When an employee leaves an organization because of mental health, it has an impact on the entire team, stated Nucci. 

“We need to talk about the financial cost and savings of this but really I hope that the pandemic has moved things a bit and people now realize that yes there is a return on investment in creating a safe space and a culture of wellness and that is important but it’s also about our employees and not just about the dollar,” said Nucci. “We need to take care of ourselves, our team and our colleagues. It takes courage to show vulnerability and we cannot blame our employees or colleagues if they are not talking about it if they are afraid of the consequences or of being judged.”

When we see signs that we are not doing well, such as difficulty sleeping, reduced energy or emotional changes, we should reach out and talk to someone about it, advised Nucci. 

“Identify what causes the stress and look at what you have control over,” said Nucci. “In addition to stress, our personality and life experience can have an impact. A lot of times, we try to hide the signs because we are afraid of the situation. If an employee doesn’t want to ask for help or talk to someone, there is a limit to what we can do because ultimately, the responsibility belongs to them.”

A healthy workplace is one in which employers and employees feel respected and safe, are productive, and have the opportunity to perform to the best of their ability, said Nucci. 

“Psychological safety is the idea that we can feel safe bringing our whole selves to work and that we can take risks, make mistakes and be vulnerable without the fear of being judged, shamed, humiliated or punished,” said Nucci. 

The pandemic has put retail businesses through the ringer, noted Nabeela Ixtabalan, chief people and corporate affairs officer, Walmart Canada, during a RCC Store session on The Future of Work.

“In 2020, 30 per cent of Canadians reported struggling with anxiety disorders,” said Ixtabalan. “Fifty per cent of millennials and 75 per cent of Gen Z have quit a job for mental health reasons. Forty-seven per cent of Canadians are reporting that work is the most stressful part of their day. This is a challenge for all organizations, communities and our families. We need to raise awareness and educate individuals so they can recognize the signs of burnout and anxiety so they can ask for help. We need to destigmatize the conversation around mental health at work, at home and in our schools. We need to take responsibility as organizations to help to create the resources needed for people to thrive. We need to listen and act with compassion.”

Every organization of every size has the opportunity to redefine what a better normal can be with well-being at the centre, said Ixtabalan. 

“Gratitude and anxiety cannot co-exist,” Chester Elton, author of Anxiety at Work, said at the same RCC Store session. “The best leaders, the ones I would work the hardest for, are the leaders that make me feel great and are grateful for my efforts. Now, more than ever, as we welcome the next generation into the workforce, we have to realize that, in our generation, we never talked about mental health because we would be stigmatized as weak and shunned, and yet for this generation it’s all they talk about amongst themselves.”
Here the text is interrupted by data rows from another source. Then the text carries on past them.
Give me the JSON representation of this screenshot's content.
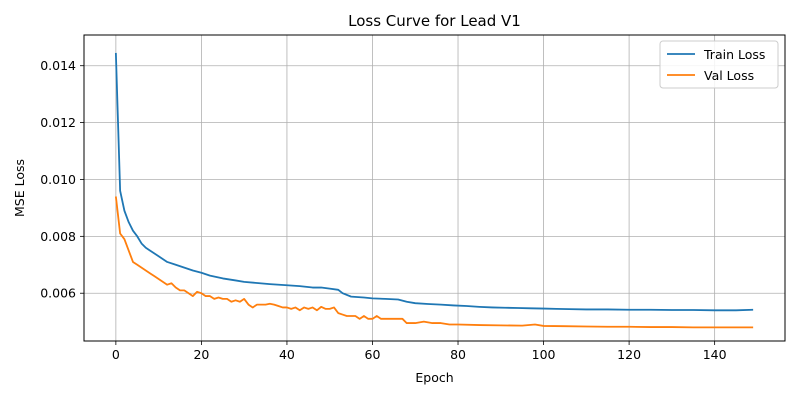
{
  "chart_data": {
    "type": "line",
    "title": "Loss Curve for Lead V1",
    "xlabel": "Epoch",
    "ylabel": "MSE Loss",
    "xlim": [
      -7.45,
      156.45
    ],
    "ylim": [
      0.00432,
      0.01508
    ],
    "xticks": [
      0,
      20,
      40,
      60,
      80,
      100,
      120,
      140
    ],
    "yticks": [
      0.006,
      0.008,
      0.01,
      0.012,
      0.014
    ],
    "ytick_labels": [
      "0.006",
      "0.008",
      "0.010",
      "0.012",
      "0.014"
    ],
    "grid": true,
    "legend_position": "top-right",
    "series": [
      {
        "name": "Train Loss",
        "color": "#1f77b4",
        "x": [
          0,
          1,
          2,
          3,
          4,
          5,
          6,
          7,
          8,
          10,
          12,
          14,
          16,
          18,
          20,
          22,
          25,
          28,
          30,
          33,
          36,
          40,
          43,
          46,
          48,
          50,
          52,
          53,
          55,
          58,
          60,
          63,
          66,
          68,
          70,
          73,
          76,
          79,
          82,
          85,
          88,
          91,
          94,
          97,
          100,
          103,
          106,
          110,
          115,
          120,
          125,
          130,
          135,
          140,
          145,
          149
        ],
        "y": [
          0.01445,
          0.0096,
          0.0089,
          0.0085,
          0.0082,
          0.008,
          0.00775,
          0.0076,
          0.0075,
          0.0073,
          0.0071,
          0.007,
          0.0069,
          0.0068,
          0.00672,
          0.00662,
          0.00652,
          0.00645,
          0.0064,
          0.00636,
          0.00632,
          0.00628,
          0.00625,
          0.0062,
          0.0062,
          0.00616,
          0.00612,
          0.006,
          0.00588,
          0.00585,
          0.00582,
          0.0058,
          0.00578,
          0.0057,
          0.00565,
          0.00562,
          0.0056,
          0.00557,
          0.00555,
          0.00552,
          0.0055,
          0.00549,
          0.00548,
          0.00547,
          0.00546,
          0.00545,
          0.00544,
          0.00543,
          0.00543,
          0.00542,
          0.00542,
          0.00541,
          0.00541,
          0.0054,
          0.0054,
          0.00542
        ]
      },
      {
        "name": "Val Loss",
        "color": "#ff7f0e",
        "x": [
          0,
          1,
          2,
          3,
          4,
          5,
          6,
          7,
          8,
          9,
          10,
          11,
          12,
          13,
          14,
          15,
          16,
          17,
          18,
          19,
          20,
          21,
          22,
          23,
          24,
          25,
          26,
          27,
          28,
          29,
          30,
          31,
          32,
          33,
          34,
          35,
          36,
          37,
          38,
          39,
          40,
          41,
          42,
          43,
          44,
          45,
          46,
          47,
          48,
          49,
          50,
          51,
          52,
          53,
          54,
          55,
          56,
          57,
          58,
          59,
          60,
          61,
          62,
          63,
          64,
          65,
          66,
          67,
          68,
          70,
          72,
          74,
          76,
          78,
          80,
          85,
          90,
          95,
          98,
          100,
          105,
          110,
          115,
          120,
          125,
          130,
          135,
          140,
          145,
          149
        ],
        "y": [
          0.0094,
          0.0081,
          0.0079,
          0.0075,
          0.0071,
          0.007,
          0.0069,
          0.0068,
          0.0067,
          0.0066,
          0.0065,
          0.0064,
          0.0063,
          0.00635,
          0.0062,
          0.0061,
          0.0061,
          0.006,
          0.0059,
          0.00605,
          0.006,
          0.0059,
          0.0059,
          0.0058,
          0.00585,
          0.0058,
          0.0058,
          0.0057,
          0.00575,
          0.0057,
          0.0058,
          0.0056,
          0.0055,
          0.0056,
          0.0056,
          0.0056,
          0.00563,
          0.0056,
          0.00555,
          0.0055,
          0.0055,
          0.00545,
          0.0055,
          0.0054,
          0.0055,
          0.00545,
          0.0055,
          0.0054,
          0.00552,
          0.00545,
          0.00545,
          0.0055,
          0.0053,
          0.00525,
          0.0052,
          0.0052,
          0.0052,
          0.0051,
          0.0052,
          0.0051,
          0.0051,
          0.0052,
          0.0051,
          0.0051,
          0.0051,
          0.0051,
          0.0051,
          0.0051,
          0.00495,
          0.00495,
          0.005,
          0.00495,
          0.00495,
          0.0049,
          0.0049,
          0.00488,
          0.00487,
          0.00486,
          0.0049,
          0.00485,
          0.00484,
          0.00483,
          0.00482,
          0.00482,
          0.00481,
          0.00481,
          0.0048,
          0.0048,
          0.0048,
          0.0048
        ]
      }
    ]
  }
}
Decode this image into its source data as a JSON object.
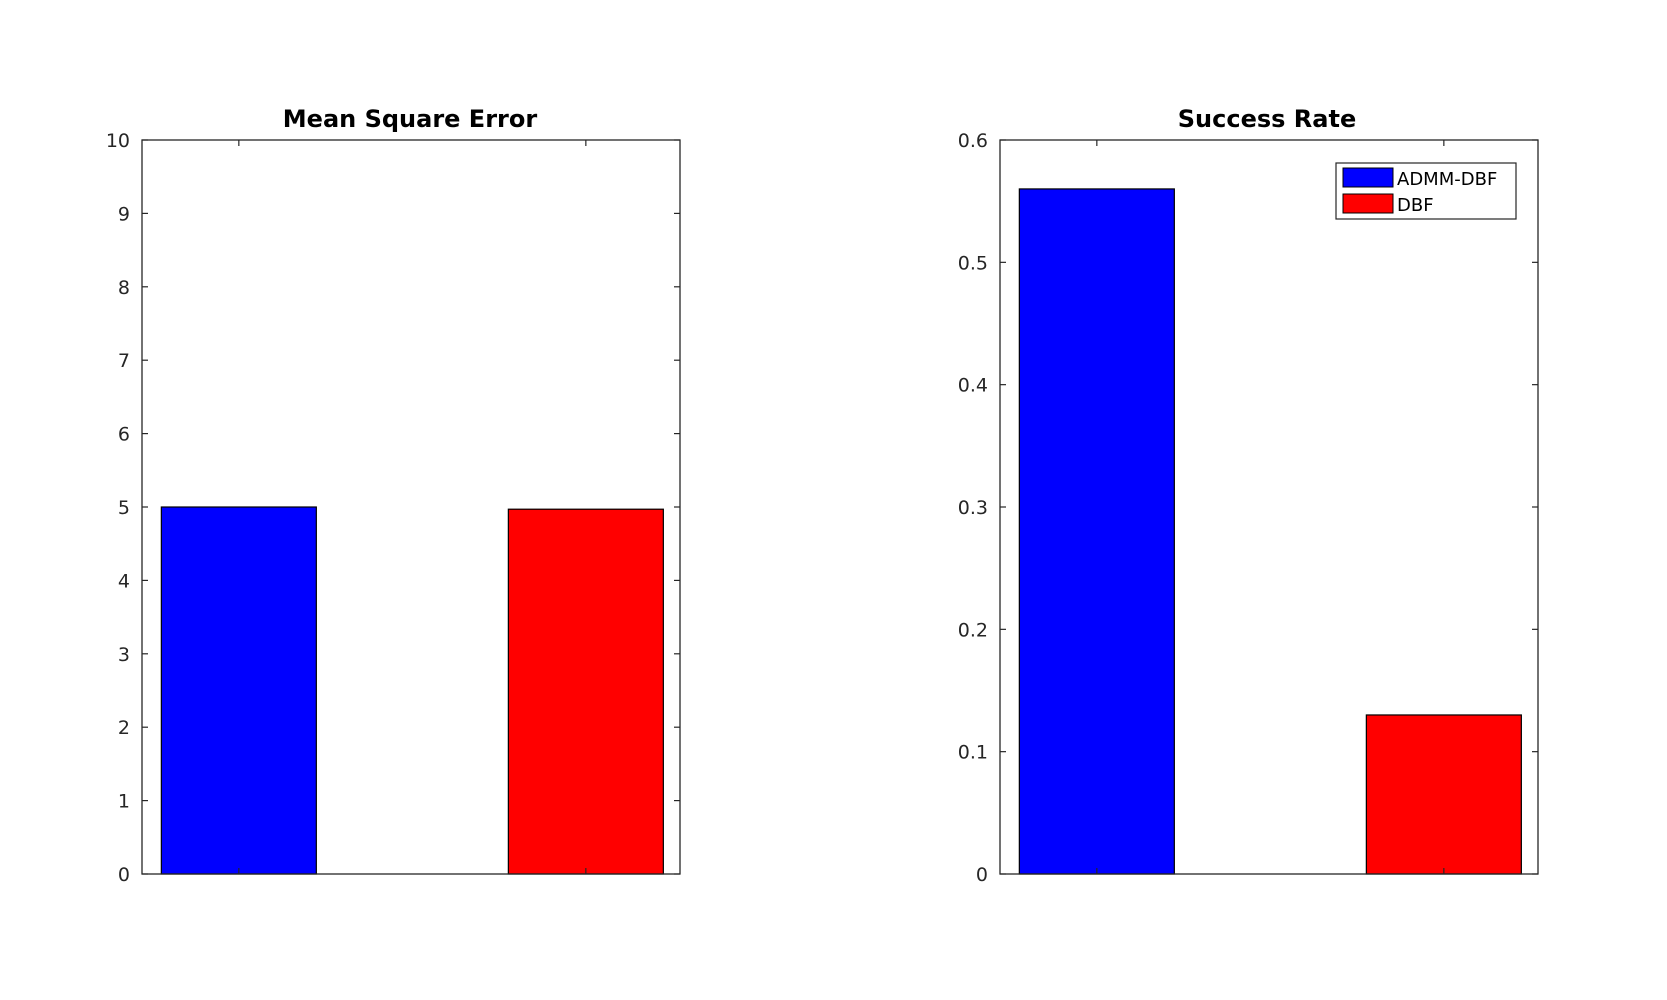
{
  "chart_data": [
    {
      "type": "bar",
      "title": "Mean Square Error",
      "xlabel": "",
      "ylabel": "",
      "ylim": [
        0,
        10
      ],
      "yticks": [
        0,
        1,
        2,
        3,
        4,
        5,
        6,
        7,
        8,
        9,
        10
      ],
      "series": [
        {
          "name": "ADMM-DBF",
          "value": 5.0,
          "color": "#0000ff"
        },
        {
          "name": "DBF",
          "value": 4.97,
          "color": "#ff0000"
        }
      ],
      "legend": false,
      "grid": false
    },
    {
      "type": "bar",
      "title": "Success Rate",
      "xlabel": "",
      "ylabel": "",
      "ylim": [
        0,
        0.6
      ],
      "yticks": [
        0,
        0.1,
        0.2,
        0.3,
        0.4,
        0.5,
        0.6
      ],
      "series": [
        {
          "name": "ADMM-DBF",
          "value": 0.56,
          "color": "#0000ff"
        },
        {
          "name": "DBF",
          "value": 0.13,
          "color": "#ff0000"
        }
      ],
      "legend": true,
      "legend_position": "top-right",
      "grid": false
    }
  ]
}
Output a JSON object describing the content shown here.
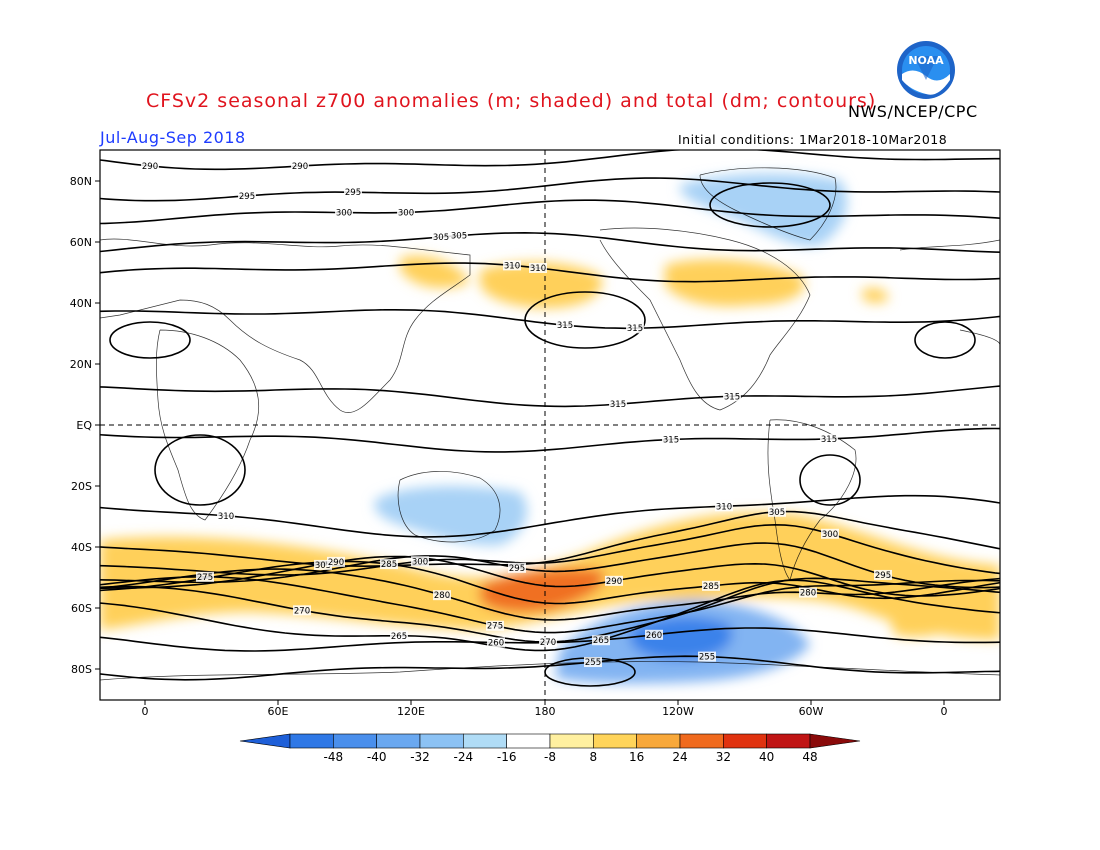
{
  "header": {
    "title": "CFSv2 seasonal z700 anomalies (m; shaded) and total (dm; contours)",
    "agency": "NWS/NCEP/CPC",
    "period": "Jul-Aug-Sep 2018",
    "initial_conditions": "Initial conditions: 1Mar2018-10Mar2018",
    "logo_text": "NOAA"
  },
  "map": {
    "lat_ticks": [
      "80N",
      "60N",
      "40N",
      "20N",
      "EQ",
      "20S",
      "40S",
      "60S",
      "80S"
    ],
    "lon_ticks": [
      "0",
      "60E",
      "120E",
      "180",
      "120W",
      "60W",
      "0"
    ],
    "contour_levels": [
      {
        "label": "290",
        "y": 160
      },
      {
        "label": "295",
        "y": 190
      },
      {
        "label": "300",
        "y": 212
      },
      {
        "label": "305",
        "y": 244
      },
      {
        "label": "310",
        "y": 273
      },
      {
        "label": "315",
        "y": 318
      },
      {
        "label": "315",
        "y": 395
      },
      {
        "label": "315",
        "y": 440
      },
      {
        "label": "310",
        "y": 515
      },
      {
        "label": "305",
        "y": 545
      },
      {
        "label": "300",
        "y": 556
      },
      {
        "label": "295",
        "y": 566
      },
      {
        "label": "290",
        "y": 575
      },
      {
        "label": "285",
        "y": 583
      },
      {
        "label": "280",
        "y": 591
      },
      {
        "label": "275",
        "y": 598
      },
      {
        "label": "270",
        "y": 606
      },
      {
        "label": "265",
        "y": 618
      },
      {
        "label": "260",
        "y": 640
      },
      {
        "label": "255",
        "y": 668
      }
    ],
    "anomaly_colors": {
      "neg48": "#1e6ee6",
      "neg40": "#3a82ea",
      "neg32": "#5a98ee",
      "neg24": "#82b4f2",
      "neg16": "#a8d2f6",
      "neg8": "#c8ecf8",
      "pos8": "#fff0a8",
      "pos16": "#ffd05a",
      "pos24": "#f5a83a",
      "pos32": "#f07020",
      "pos40": "#e63c0f",
      "pos48": "#c81e0f"
    }
  },
  "colorbar": {
    "labels": [
      "-48",
      "-40",
      "-32",
      "-24",
      "-16",
      "-8",
      "8",
      "16",
      "24",
      "32",
      "40",
      "48"
    ],
    "colors": [
      "#1e5fd8",
      "#2f78e6",
      "#4a8fec",
      "#6aa8f0",
      "#8cc2f4",
      "#b0dcf6",
      "#ffffff",
      "#fff0a0",
      "#ffd45a",
      "#f8a83a",
      "#f06a1e",
      "#e0320f",
      "#c01414",
      "#8a0a0a"
    ]
  }
}
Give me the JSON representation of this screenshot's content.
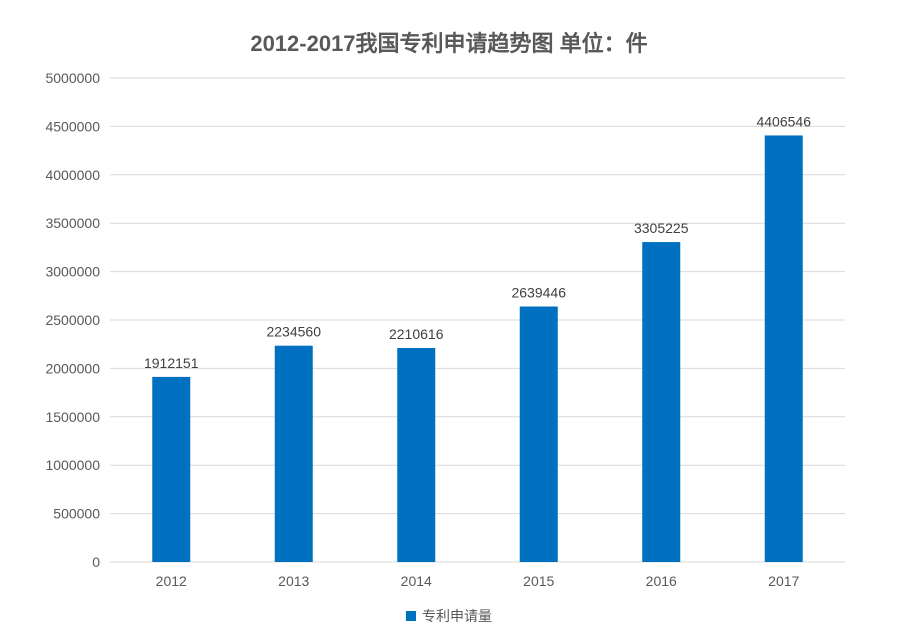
{
  "colors": {
    "bar": "#0070C0",
    "grid": "#D9D9D9",
    "text": "#595959"
  },
  "chart_data": {
    "type": "bar",
    "title": "2012-2017我国专利申请趋势图  单位：件",
    "xlabel": "",
    "ylabel": "",
    "categories": [
      "2012",
      "2013",
      "2014",
      "2015",
      "2016",
      "2017"
    ],
    "series": [
      {
        "name": "专利申请量",
        "values": [
          1912151,
          2234560,
          2210616,
          2639446,
          3305225,
          4406546
        ]
      }
    ],
    "ylim": [
      0,
      5000000
    ],
    "yticks": [
      "0",
      "500000",
      "1000000",
      "1500000",
      "2000000",
      "2500000",
      "3000000",
      "3500000",
      "4000000",
      "4500000",
      "5000000"
    ],
    "grid": true,
    "legend": "bottom"
  }
}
Ninety per cent of employees will not talk to their supervisors and managers about mental health because they do not feel that it is safe, said Elton.

“That’s an issue of trust and a stigma that has to be removed,” he said. “We have to normalize conversations around mental health. From a business standpoint, if you want to attract the brilliant young minds that are coming into the workforce, you have to address this because, if you don’t, they will quit. The compassionate leaders who understand gratitude and engage their people on all levels, not just psychological safety but emotional safety, will be the big winners because that’s where the bright minds will go.”